Summer of wingless Flies
Cocoom used to say that unfocused poeple were like flies.

In the summer, I would wake up early.
The blazing sun, Blinding my squinting eyes.
The Bedroom window was cacked with mud and dirt.
The cracked window was bandages with yellow masking tape.
Dead flies would be decomposing in between the windows.
Buzzing flies would land on my pink and sweaty face.
In frustration, I would scream at the top of my lungs.

In the Kitchen, Cocoom would be laughing to herself.

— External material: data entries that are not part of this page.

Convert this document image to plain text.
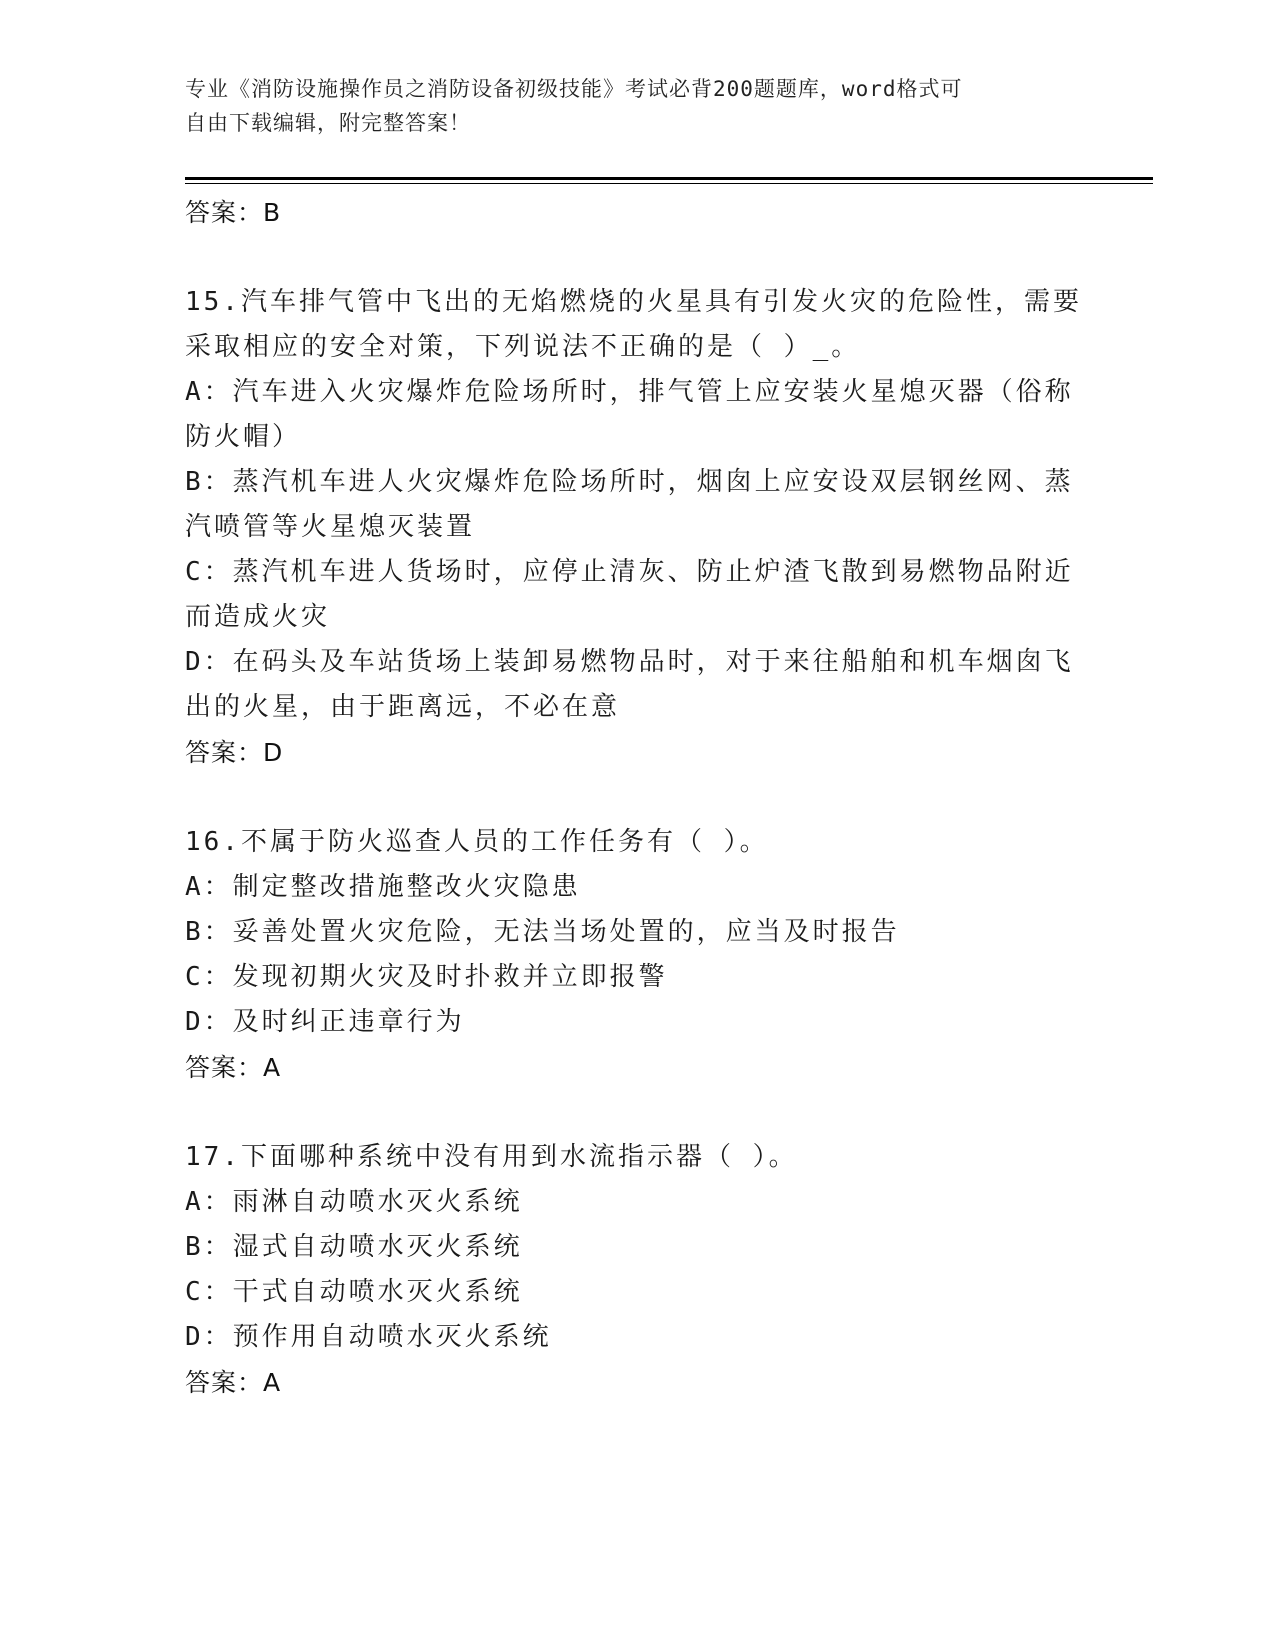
专业《消防设施操作员之消防设备初级技能》考试必背200题题库，word格式可
自由下载编辑，附完整答案！
答案：B
15.汽车排气管中飞出的无焰燃烧的火星具有引发火灾的危险性，需要
采取相应的安全对策，下列说法不正确的是（ ）_。
A：汽车进入火灾爆炸危险场所时，排气管上应安装火星熄灭器（俗称
防火帽）
B：蒸汽机车进人火灾爆炸危险场所时，烟囱上应安设双层钢丝网、蒸
汽喷管等火星熄灭装置
C：蒸汽机车进人货场时，应停止清灰、防止炉渣飞散到易燃物品附近
而造成火灾
D：在码头及车站货场上装卸易燃物品时，对于来往船舶和机车烟囱飞
出的火星，由于距离远，不必在意
答案：D
16.不属于防火巡查人员的工作任务有（ ）。
A：制定整改措施整改火灾隐患
B：妥善处置火灾危险，无法当场处置的，应当及时报告
C：发现初期火灾及时扑救并立即报警
D：及时纠正违章行为
答案：A
17.下面哪种系统中没有用到水流指示器（ ）。
A：雨淋自动喷水灭火系统
B：湿式自动喷水灭火系统
C：干式自动喷水灭火系统
D：预作用自动喷水灭火系统
答案：A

My brothers would wake with my screaming.
Then would run and jump on Cocoom's bed, where I slept.
They carelessly fought, tripping and falling on me.
In the line of fire, they attacked me without mercy.
Moments passed and then we would sit silently.
We sat breathing heavily, staring at each other.
Listening to the dying flies trapped in the window.

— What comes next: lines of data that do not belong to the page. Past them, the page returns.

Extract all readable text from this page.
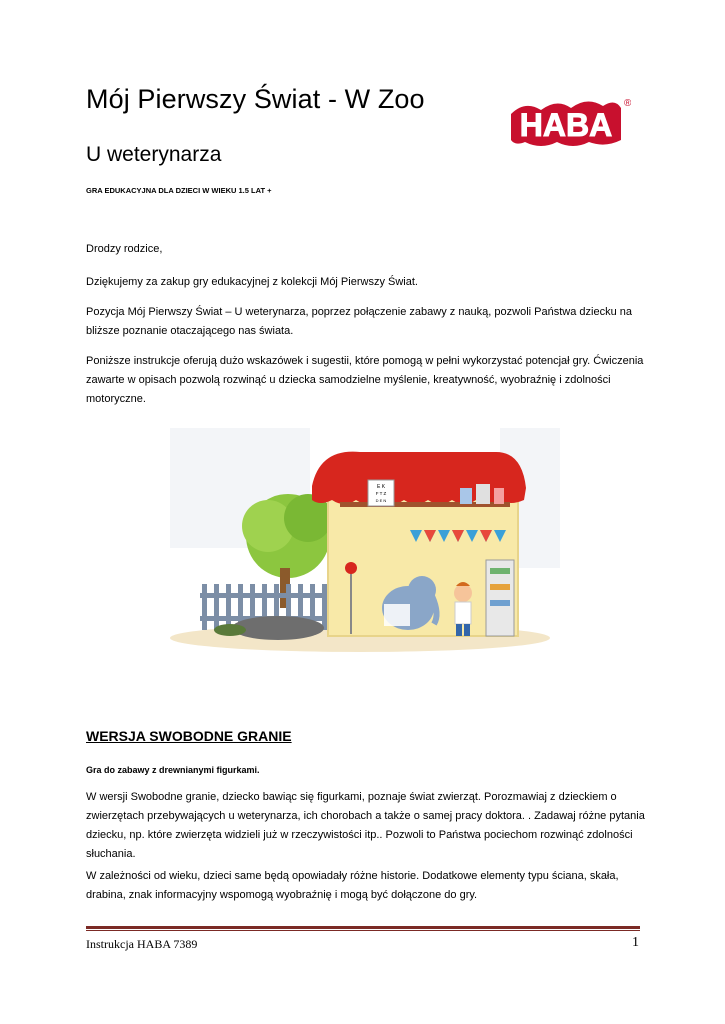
Mój Pierwszy Świat - W Zoo
U weterynarza
GRA EDUKACYJNA DLA DZIECI W WIEKU 1.5 LAT +
HABA
®

Drodzy rodzice,

Dziękujemy za zakup gry edukacyjnej z kolekcji Mój Pierwszy Świat.

Pozycja Mój Pierwszy Świat – U weterynarza, poprzez połączenie zabawy z nauką, pozwoli Państwa dziecku na bliższe poznanie otaczającego nas świata.

Poniższe instrukcje oferują dużo wskazówek i sugestii, które pomogą w pełni wykorzystać potencjał gry. Ćwiczenia zawarte w opisach pozwolą rozwinąć u dziecka samodzielne myślenie, kreatywność, wyobraźnię i zdolności motoryczne.

E K
F T Z
D E N
WERSJA SWOBODNE GRANIE
Gra do zabawy z drewnianymi figurkami.

W wersji Swobodne granie, dziecko bawiąc się figurkami, poznaje świat zwierząt. Porozmawiaj z dzieckiem o zwierzętach przebywających u weterynarza, ich chorobach a także o samej pracy doktora. . Zadawaj różne pytania dziecku, np. które zwierzęta widzieli już w rzeczywistości itp.. Pozwoli to Państwa pociechom rozwinąć zdolności słuchania.

W zależności od wieku, dzieci same będą opowiadały różne historie. Dodatkowe elementy typu ściana, skała, drabina, znak informacyjny wspomogą wyobraźnię i mogą być dołączone do gry.

Instrukcja HABA 7389	1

Cocoom and Mushoom sit and talk at the kitchen table, eating.

My brothers and I would all gather aroung the window.
We would watch the struggling flies trying to escape the heat.
Our little fingers would carefully pick them up.
We pulled off their wings one by one.
I thought I could make the flies more focused.
Instead the flies died slowly in the palms of my hands.
Devastated, I would run choking on my sobs, looking for Cocoom.

A waiting Cocoom would sit with open arms, and she would say, "It's not the flies wings that make them unfocused". Then she would point to my head and smile. she would kiss me softly on the forehead to comfort me.

That was the summer of the wingless flies. A lesson I will never forget.